Like Riley-James, Sessoms has worked to change his life despite his lengthy sentence. He has earned a college degree, completed numerous prison programs, encouraged others in prison to pursue an education, and parented his three children and now his five grandchildren. “I’m different from 22 years old,” Sessoms told Gothamist in 2019. “I am trying to be consistent with my actions and my words.”

Sessoms had not initially applied for clemency. But when his daughter, Danielle Moore, read about his co-defendants’ commutations, she reached out to Zeidman’s office. Moore was four years old when Sessoms was arrested and convicted. She has vague memories of life with her father before prison, but most of her memories of him involve prison visits and bus rides. At Moore’s urging, Sessoms applied for clemency in 2019. Now, the family waits—and is starting to connect with advocates pushing Cuomo to issue more commutations.

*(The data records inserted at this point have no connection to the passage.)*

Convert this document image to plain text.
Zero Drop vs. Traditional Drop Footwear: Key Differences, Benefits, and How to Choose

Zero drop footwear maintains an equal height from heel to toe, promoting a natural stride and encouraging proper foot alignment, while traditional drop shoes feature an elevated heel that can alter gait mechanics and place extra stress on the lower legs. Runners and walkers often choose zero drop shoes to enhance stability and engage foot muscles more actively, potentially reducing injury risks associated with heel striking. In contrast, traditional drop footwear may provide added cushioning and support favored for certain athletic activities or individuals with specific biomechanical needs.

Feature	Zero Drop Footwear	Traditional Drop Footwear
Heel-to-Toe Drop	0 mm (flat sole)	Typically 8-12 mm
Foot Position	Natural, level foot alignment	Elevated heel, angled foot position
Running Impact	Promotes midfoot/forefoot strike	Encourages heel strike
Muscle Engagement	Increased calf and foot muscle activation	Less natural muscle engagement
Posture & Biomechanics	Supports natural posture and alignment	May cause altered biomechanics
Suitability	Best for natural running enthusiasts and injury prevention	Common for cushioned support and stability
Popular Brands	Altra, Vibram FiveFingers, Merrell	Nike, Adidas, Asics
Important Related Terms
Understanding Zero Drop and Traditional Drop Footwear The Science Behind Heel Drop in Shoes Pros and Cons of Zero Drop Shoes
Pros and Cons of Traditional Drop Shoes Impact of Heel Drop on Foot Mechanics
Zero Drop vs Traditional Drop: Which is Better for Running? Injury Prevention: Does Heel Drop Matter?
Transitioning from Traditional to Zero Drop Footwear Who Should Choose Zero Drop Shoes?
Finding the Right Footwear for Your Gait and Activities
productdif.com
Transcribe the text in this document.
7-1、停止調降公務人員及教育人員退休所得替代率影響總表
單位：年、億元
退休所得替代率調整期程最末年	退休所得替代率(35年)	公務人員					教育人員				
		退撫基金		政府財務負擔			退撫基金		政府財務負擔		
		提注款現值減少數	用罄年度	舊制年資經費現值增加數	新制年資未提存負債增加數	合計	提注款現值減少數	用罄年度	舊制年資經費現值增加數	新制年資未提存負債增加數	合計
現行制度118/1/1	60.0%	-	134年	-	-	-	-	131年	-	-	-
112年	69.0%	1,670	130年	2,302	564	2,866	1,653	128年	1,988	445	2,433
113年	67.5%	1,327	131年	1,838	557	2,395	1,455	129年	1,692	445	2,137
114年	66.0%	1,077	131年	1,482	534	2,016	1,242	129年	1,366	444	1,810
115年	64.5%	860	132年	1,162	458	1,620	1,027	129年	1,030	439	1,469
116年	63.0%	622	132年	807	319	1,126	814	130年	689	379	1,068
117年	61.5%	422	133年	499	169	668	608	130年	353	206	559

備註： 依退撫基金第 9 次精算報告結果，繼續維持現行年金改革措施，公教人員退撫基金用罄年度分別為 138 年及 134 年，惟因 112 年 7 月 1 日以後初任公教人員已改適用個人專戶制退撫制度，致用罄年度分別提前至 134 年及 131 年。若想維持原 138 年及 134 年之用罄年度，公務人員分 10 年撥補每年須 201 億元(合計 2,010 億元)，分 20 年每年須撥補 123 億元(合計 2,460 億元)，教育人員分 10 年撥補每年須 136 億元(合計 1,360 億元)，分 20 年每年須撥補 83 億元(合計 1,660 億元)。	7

Monday’s rally outside Cuomo’s office will be Moore's first time at a protest on her father's behalf.

“I want Cuomo to understand that our loved ones are in there,” Moore, who just turned 36, explained. “We love them and want them to come home.”

Her mother, Dorothea Sessoms, agrees. She recognizes the tragic consequences of her husband’s 1988 actions—and knows that he does as well. “He understands the seriousness of what happened,” she said. During his decades in prison, she’s seen him grow, mature and transform his life. If he were released, Dorothea said, he “could help a lot of young kids going down the same wrong path that he chose.”